The solution here uses scalar products of vectors. For a similar calculation using the cosine rule instead of scalar products see the problem Flight Path.

Good solutions were sent in by Thomas Lauffenberger, Angus Balkham of Bexhill College and Andrei Lazanu of School No. 205, Bucharest, Romania.

Here is Andrei's solution:

Two things are to be observed for solving this problem:

1) the angle $\alpha$ between two vectors ${\bf a}$ and ${\bf b}$ can be determined from their scalar product as follows: $$\cos \alpha = {{\bf a}.{\bf b}\over ab}$$ where a and b are the moduli of the vectors.

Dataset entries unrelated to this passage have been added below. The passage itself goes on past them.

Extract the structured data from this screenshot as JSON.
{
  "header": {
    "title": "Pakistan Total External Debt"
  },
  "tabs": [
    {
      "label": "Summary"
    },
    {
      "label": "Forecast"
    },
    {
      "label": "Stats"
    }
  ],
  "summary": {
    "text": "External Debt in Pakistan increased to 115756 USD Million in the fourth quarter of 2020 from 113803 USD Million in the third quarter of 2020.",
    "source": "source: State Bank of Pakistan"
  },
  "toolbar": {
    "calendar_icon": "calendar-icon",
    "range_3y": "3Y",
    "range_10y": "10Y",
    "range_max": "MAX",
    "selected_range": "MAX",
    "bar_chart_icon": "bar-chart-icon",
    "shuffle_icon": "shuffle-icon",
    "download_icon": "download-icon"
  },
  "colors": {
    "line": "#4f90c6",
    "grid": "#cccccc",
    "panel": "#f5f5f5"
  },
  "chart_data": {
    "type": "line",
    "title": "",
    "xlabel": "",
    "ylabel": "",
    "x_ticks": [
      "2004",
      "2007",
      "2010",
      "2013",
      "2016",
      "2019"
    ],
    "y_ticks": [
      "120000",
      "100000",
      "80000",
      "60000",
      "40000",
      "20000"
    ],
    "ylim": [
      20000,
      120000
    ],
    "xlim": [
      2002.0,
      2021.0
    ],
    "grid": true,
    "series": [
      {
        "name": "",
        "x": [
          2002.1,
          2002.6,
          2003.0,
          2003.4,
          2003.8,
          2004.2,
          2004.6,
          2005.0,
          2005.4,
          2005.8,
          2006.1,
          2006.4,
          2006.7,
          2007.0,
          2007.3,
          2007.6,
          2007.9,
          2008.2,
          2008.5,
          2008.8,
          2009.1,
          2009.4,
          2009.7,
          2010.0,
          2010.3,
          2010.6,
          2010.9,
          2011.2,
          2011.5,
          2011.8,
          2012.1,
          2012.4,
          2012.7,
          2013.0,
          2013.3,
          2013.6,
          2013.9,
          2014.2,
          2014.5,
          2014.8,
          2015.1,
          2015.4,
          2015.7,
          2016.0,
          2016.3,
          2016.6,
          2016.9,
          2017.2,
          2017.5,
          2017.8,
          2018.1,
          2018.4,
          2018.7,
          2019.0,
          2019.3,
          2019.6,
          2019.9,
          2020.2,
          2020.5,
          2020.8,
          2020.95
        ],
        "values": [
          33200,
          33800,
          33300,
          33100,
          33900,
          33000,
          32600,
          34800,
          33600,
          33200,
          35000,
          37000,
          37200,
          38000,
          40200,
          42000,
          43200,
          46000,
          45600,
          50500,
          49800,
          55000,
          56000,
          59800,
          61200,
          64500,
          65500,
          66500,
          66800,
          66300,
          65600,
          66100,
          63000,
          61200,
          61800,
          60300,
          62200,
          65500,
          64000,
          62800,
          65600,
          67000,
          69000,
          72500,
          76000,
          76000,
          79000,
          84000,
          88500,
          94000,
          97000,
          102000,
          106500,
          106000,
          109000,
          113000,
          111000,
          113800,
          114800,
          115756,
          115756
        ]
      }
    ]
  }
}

2) On Earth approximated with a sphere, if one knows the latitude and longitude of a point (city), the vectors with the origin in the centre of the Earth and ending in the respective city are completely determined.

The position on a sphere is usually described using the spherical coordinates: - the azimuthal angle, the angle in the xOy plane, and, the polar angle, from the z axis, as illustrated below:


On the sphere $r$ is fixed, and I'll first work on the unit sphere. For the problem, the azimuthal angle gives the longitude, while the polar angle is ($90^o$ - latitude).

The relation between the spherical coordinates and the Cartesian ones on the unit sphere is: $$ x=\cos \theta \sin \phi,\ y = \sin \theta \sin \phi,\ z = \cos \phi.$$ For London, angle $\theta$ is ($90^o$ - $52^o$), i.e. $38^0$ and angle $\phi$ is 0 °. So, its coordinates are: $$x_1 = \sin 38^o \cos 0^o = \sin 38^o,\ y_1 = \sin 38^o \sin 0^o = 0,\ z_1 = \cos 38^o.$$ For Cape Town angle $\phi$ is $90^o + 34^o = 124^o$ and angle $\theta$ is $18^o$. Its coordinates are: $$x_2 = \sin 56^o \cos 18^o,\ y_2 = \sin 56^o \sin 18^o,\ z_2 = \cos 124^o = -\cos 56^o.$$

The scalar product of the two vectors characterised by their Cartesian coordinates: $\vec{OA}=x_1{\bf i}+y_1{\bf j} + z_1{\bf k}$ and $\vec{OB}=x_2{\bf i}+y_2{\bf j} + z_2{\bf k}$ is $$\vec{OA}\cdot \vec{OB}= x_1x_2+y_1y_2+z_1z_2.$$ The product of the vectors corresponding to London and Cape Town is: $$\vec{OL}\cdot \vec{OC}= \sin 38^o \sin 56^o \cos 18^o - \cos 38^o \cos 56^o = 0.0447754018.$$

So, if angle $LOC$ has its cosine value 0.0447754018, then its measure is $87.43370046^o$.

Each two points of a sphere are on a big circle of the sphere, having as centre the centre of the sphere. The angle between these points is the angle determined above.

The circumference of the Earth (considering it is a sphere) is: $2\pi \times 6367$ km

This value corresponds to $360^o$. So, to the angle $87.43370046^o$ corresponds the following distance in kilometres: $${87.43370046 \over 360} \times 2\pi \times 6367 = 9716.079$$ which we round to 9716 km.

I looked in Encarta and I found that the distance between the two cities is 9689 km, so the approximation is very good.

The distance traveled by the plane is a circular arc, with radius 6373 km. Applying a similar procedure, I observe that the plane traveled 9725.2359 km.

The formula for obtaining the speed is v = d/t, where d is the distance and t - the time. So, the average speed is 884 km/h (to 3 significant figures), a value that is again reasonable.